Maier once begged the Portsmouth man's minister to talk to him about the killing, made prayer requests at his church and questioned one of his former girlfriends.
On what would have been Todd's 45th birthday, Maier had friends erect a memorial off Interstate 264 in Chesapeake that read: ``My birthday is April 18. FOREVER 17. FOREVER DEAD. My killer walks free.''
So it was not out of character when Maier tracked down the suspect at a Portsmouth Hardee's restaurant in October. In an interview, she said she wanted a glimpse of the 75-year-old man she has branded as guilty without benefit of judge or jury.
He first noticed her at the drive-through window and waved. Then he rolled down his passenger-side window and handed her a business card. She told him her name was Jen. They agreed to go inside for coffee.
Maier was struck by the irony.
The suspect had told police in 1966 that he had coffee with Maier's sister, then 17, hours before she was strangled.
The first meeting between Maier and the suspect led to two others. During the third rendezvous at the Hardee's, Maier snapped pictures of the suspect joking with a friend of hers. Finally, it was time.
Maier, 49, pulled out photographs of her slain sister and her father, who died of cancer. She did it casually, as if looking for something in her purse.
``I was talking to him, but I kept seeing Sandy,'' she said. ``His face got red, he jumped up and took off, didn't even use his cane.''
He told her he didn't want to talk with her again.
``He finally realized who I was,'' she said. ``He knows I'm not giving up.''
The suspect declined several requests for an interview, but he makes it clear that he is tired of being dogged by Maier. He now refuses to accept mail from her, which comes back marked ``Return to sender.'' But she's found a way around that. She mails his letters to friends in Hampton Roads, who remail them locally, avoiding the telltale Pennsylvania postmark.
During one interview request, he said, ``I've heard about this thing till I'm sick to death of it.''
When a reporter visited the suspect's home recently, he said: ``I'm not making any statement about it. . . . It's something I had nothing to do with.''
The Portsmouth man is not the only person who regularly hears from Maier.
She has hounded police, prosecutors, the attorney general's office and City Council members - anyone who will listen.
In the past two months, Maier said she has written at least 20 letters to Chesapeake prosecutor Williams. He admits he doesn't always have time to read them - they're starting to get repetitive, he said.

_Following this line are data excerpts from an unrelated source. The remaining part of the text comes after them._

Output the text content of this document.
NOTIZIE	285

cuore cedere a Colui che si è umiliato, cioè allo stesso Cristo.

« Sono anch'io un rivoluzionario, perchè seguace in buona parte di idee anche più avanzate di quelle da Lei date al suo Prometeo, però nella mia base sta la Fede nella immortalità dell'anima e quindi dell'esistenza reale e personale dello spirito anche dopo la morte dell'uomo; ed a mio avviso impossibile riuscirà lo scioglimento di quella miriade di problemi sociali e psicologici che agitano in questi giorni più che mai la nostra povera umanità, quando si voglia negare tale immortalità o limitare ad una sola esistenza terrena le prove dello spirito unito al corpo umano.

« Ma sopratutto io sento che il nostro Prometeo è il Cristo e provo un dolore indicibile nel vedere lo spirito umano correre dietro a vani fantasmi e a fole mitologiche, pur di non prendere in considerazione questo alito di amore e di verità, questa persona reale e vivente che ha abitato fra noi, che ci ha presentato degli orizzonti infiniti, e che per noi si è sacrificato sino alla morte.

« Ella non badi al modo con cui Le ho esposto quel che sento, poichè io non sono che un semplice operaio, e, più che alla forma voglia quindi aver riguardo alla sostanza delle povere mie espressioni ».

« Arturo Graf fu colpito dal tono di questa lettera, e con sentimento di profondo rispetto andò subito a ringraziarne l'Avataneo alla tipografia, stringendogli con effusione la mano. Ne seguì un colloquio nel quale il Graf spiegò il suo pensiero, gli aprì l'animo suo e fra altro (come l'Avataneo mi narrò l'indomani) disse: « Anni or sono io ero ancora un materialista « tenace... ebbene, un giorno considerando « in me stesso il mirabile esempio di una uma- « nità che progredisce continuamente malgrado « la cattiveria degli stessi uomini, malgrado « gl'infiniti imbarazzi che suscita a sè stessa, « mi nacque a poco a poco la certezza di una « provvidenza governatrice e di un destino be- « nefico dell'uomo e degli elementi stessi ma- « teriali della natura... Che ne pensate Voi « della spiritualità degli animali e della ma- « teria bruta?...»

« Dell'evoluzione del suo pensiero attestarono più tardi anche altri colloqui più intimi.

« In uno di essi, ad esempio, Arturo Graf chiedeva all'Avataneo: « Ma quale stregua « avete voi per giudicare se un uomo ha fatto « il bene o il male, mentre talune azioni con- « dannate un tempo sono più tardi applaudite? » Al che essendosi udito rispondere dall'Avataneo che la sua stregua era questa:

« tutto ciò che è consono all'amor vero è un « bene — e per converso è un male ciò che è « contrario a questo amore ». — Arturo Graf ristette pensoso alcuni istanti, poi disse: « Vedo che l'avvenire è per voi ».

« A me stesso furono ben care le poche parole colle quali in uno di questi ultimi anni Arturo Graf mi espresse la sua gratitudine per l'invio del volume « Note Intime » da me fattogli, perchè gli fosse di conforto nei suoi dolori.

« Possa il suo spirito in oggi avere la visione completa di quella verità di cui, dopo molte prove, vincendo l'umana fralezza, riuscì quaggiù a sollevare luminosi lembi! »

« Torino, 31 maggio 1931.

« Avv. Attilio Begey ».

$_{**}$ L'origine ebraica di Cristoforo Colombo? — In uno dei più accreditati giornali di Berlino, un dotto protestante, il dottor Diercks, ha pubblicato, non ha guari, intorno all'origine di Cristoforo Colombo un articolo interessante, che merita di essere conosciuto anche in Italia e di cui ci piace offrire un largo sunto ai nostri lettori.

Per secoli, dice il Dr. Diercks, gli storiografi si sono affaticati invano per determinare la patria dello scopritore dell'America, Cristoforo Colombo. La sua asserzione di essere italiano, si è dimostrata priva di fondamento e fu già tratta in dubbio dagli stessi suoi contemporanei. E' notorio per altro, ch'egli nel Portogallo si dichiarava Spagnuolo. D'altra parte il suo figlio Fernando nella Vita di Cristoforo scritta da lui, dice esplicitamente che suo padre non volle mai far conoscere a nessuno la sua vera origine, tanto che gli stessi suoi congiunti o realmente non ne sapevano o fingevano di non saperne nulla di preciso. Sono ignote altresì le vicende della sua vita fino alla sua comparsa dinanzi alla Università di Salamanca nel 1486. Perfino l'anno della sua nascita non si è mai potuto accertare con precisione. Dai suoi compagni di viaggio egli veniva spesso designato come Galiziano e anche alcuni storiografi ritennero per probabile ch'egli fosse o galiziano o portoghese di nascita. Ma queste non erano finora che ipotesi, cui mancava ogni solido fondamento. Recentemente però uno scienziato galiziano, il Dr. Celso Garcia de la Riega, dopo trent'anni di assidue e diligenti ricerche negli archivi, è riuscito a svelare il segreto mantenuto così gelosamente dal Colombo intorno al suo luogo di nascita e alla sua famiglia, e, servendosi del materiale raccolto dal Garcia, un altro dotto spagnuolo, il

Chesapeake Detective Cecil E. Whitehurst, 44, is the latest of many investigators assigned to the city's oldest and coldest murder mystery. Since inheriting the case two years ago, he has logged hundreds of hours and added to what is now a foot-thick file.
Even though the case is nearly three decades old, police interviewed the suspect twice this year: for half an hour Jan. 11 and 15 minutes on Feb. 25.
One of the questions Whitehurst asked the suspect was why police investigating at the time of the killing found newspaper clippings of the crime in his possession even though he denied knowing about the murder.
His answer, according to police records: ``Clippings? Oh, I don't know. But, you know, hell. I've just, I've got a whole stack of papers back there. You know, newspaper clippings. . . . I had nothing to do with it, any way, shape, form. No more than you did, or no more than you did (referring to Whitehurst and Williams).''
Williams, who ``almost never'' interviews suspects, said he and Whitehurst were out on another homicide case when they decided to visit the suspect in January.
``He denied any involvement in the crime,'' Williams said. ``He was very adamant in his denial. He denied knowing anything about anything to do with Ms. Todd or that he'd been investigated.''
Williams said that ``some of the things he said were inconsistent,'' but added that such inconsistencies could be explained because of the age of the case and the fact that the suspect is in his mid-70s.
He denies that Maier's persistence has played a role in the case.
``I don't think anything got done any differently,'' he said.
Part of Maier's campaign has been to persuade authorities to do DNA tests on material from the crime scene. She hoped that technology developed since her sister was killed could finger the killer.
Unknown to Maier, that was one of Whitehurst's first projects when he took over the case in March 1993. He immediately called the state DNA lab and delivered the sample in April 1993. But, at that time, the lab was unable to test such trace amounts. In June 1994, he took the material to a private lab.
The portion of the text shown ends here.